Olhando mais de perto, o Recife — uma das capitais brasileiras mais vulneráveis aos impactos da crise climática — está à beira de uma emergência silenciosa: a elevação do nível do mar ameaça transformar bairros inteiros em zonas inabitáveis até o fim do século. De acordo com estudo recente da UFPE, até 28 bairros da cidade poderão sofrer inundações frequentes em dias de sol, causadas pelo retorno da maré através da rede de drenagem urbana — um fenômeno conhecido como “inundação de dia de sol”. Áreas como Boa Viagem, Afogados, Imbiribeira e o polo médico da Ilha do Leite estão entre as mais vulneráveis, com previsão de alagamento de praticamente todas as suas ruas.
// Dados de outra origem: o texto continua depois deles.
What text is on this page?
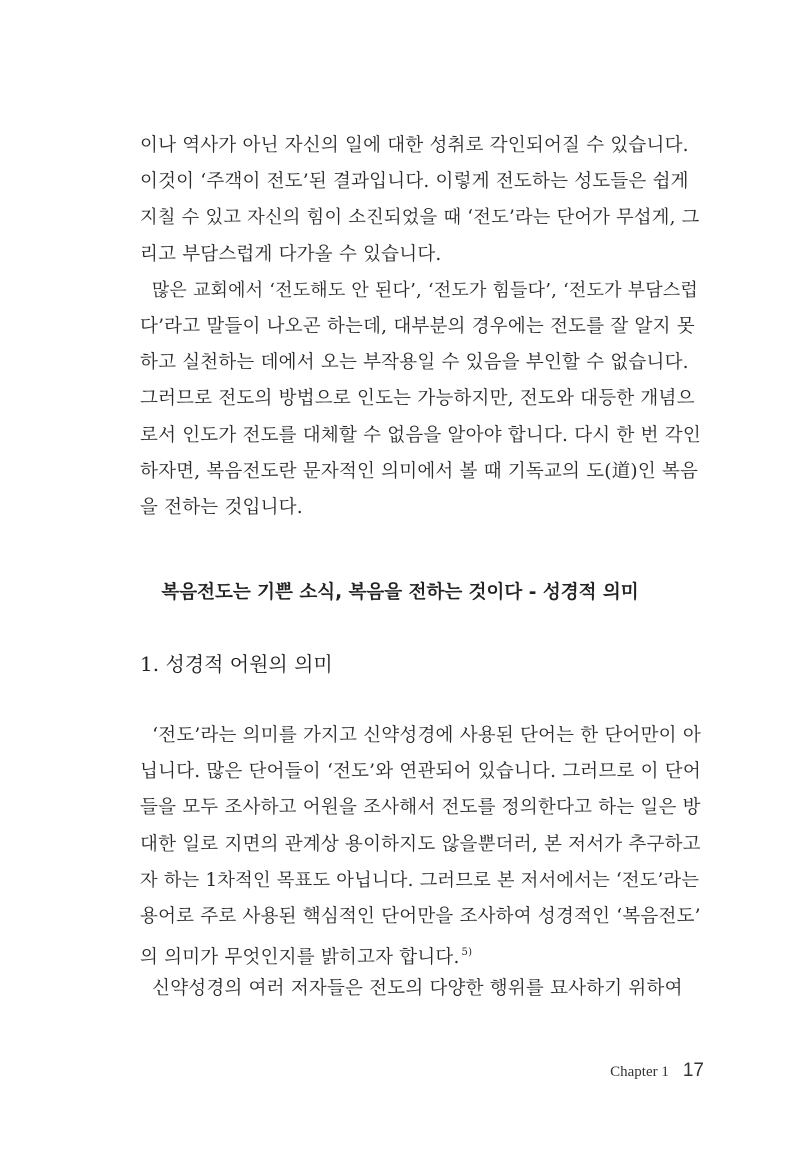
이나 역사가 아닌 자신의 일에 대한 성취로 각인되어질 수 있습니다.
이것이 ‘주객이 전도’된 결과입니다. 이렇게 전도하는 성도들은 쉽게
지칠 수 있고 자신의 힘이 소진되었을 때 ‘전도’라는 단어가 무섭게, 그
리고 부담스럽게 다가올 수 있습니다.
많은 교회에서 ‘전도해도 안 된다’, ‘전도가 힘들다’, ‘전도가 부담스럽
다’라고 말들이 나오곤 하는데, 대부분의 경우에는 전도를 잘 알지 못
하고 실천하는 데에서 오는 부작용일 수 있음을 부인할 수 없습니다.
그러므로 전도의 방법으로 인도는 가능하지만, 전도와 대등한 개념으
로서 인도가 전도를 대체할 수 없음을 알아야 합니다. 다시 한 번 각인
하자면, 복음전도란 문자적인 의미에서 볼 때 기독교의 도(道)인 복음
을 전하는 것입니다.
복음전도는 기쁜 소식, 복음을 전하는 것이다 - 성경적 의미
1. 성경적 어원의 의미
‘전도’라는 의미를 가지고 신약성경에 사용된 단어는 한 단어만이 아
닙니다. 많은 단어들이 ‘전도’와 연관되어 있습니다. 그러므로 이 단어
들을 모두 조사하고 어원을 조사해서 전도를 정의한다고 하는 일은 방
대한 일로 지면의 관계상 용이하지도 않을뿐더러, 본 저서가 추구하고
자 하는 1차적인 목표도 아닙니다. 그러므로 본 저서에서는 ‘전도’라는
용어로 주로 사용된 핵심적인 단어만을 조사하여 성경적인 ‘복음전도’
의 의미가 무엇인지를 밝히고자 합니다. $^{5)}$
신약성경의 여러 저자들은 전도의 다양한 행위를 묘사하기 위하여
Chapter 1 17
Em um cenário de aumento de 70 cm no nível do mar, previsto pelo do IPCC, bairros turísticos como o Recife Antigo, além de áreas residenciais densamente povoadas, terão parte significativa de sua malha urbana submersa. Esses impactos não apenas colocam em risco a segurança e a mobilidade da população, como também podem gerar prejuízos econômicos irreversíveis e comprometer o funcionamento de serviços essenciais da cidade. Mas percebam: estou falando de dias de sol. Combine isso com chuvas torrenciais, e talvez não tenhamos mais a cidade que conhecemos.
Somado a tudo isso — e como se não fosse suficiente —, o Senado Federal ou a “mãe de todas as boiadas”: o projeto de lei que irá flexibilizar o licenciamento ambiental. Na prática, é mais ou menos assim: “a raposa emite um certificado dizendo que as galinhas estarão seguras na companhia dela, e não há com o que se preocupar. Sendo assim, o dono do sítio não terá que se preocupar com burocracias e proteção das galinhas”. Está tudo dominado!
Esta minha primeira coluna bem que poderia ter sido sobre o São João — essa festa meio pagã, cheia de misticismos do solstício de verão misturados às tradições cristãs, com comidas de milho, colheitas, fogueira e nosso querer-bem sertanejo. Vou ficar devendo essa, mas pelo menos você poderá pensar que esse São João que a gente tanto ama também está ameaçado. E se isso não nos fizer lutar, talvez já tenhamos virado cinza antes da fogueira acender.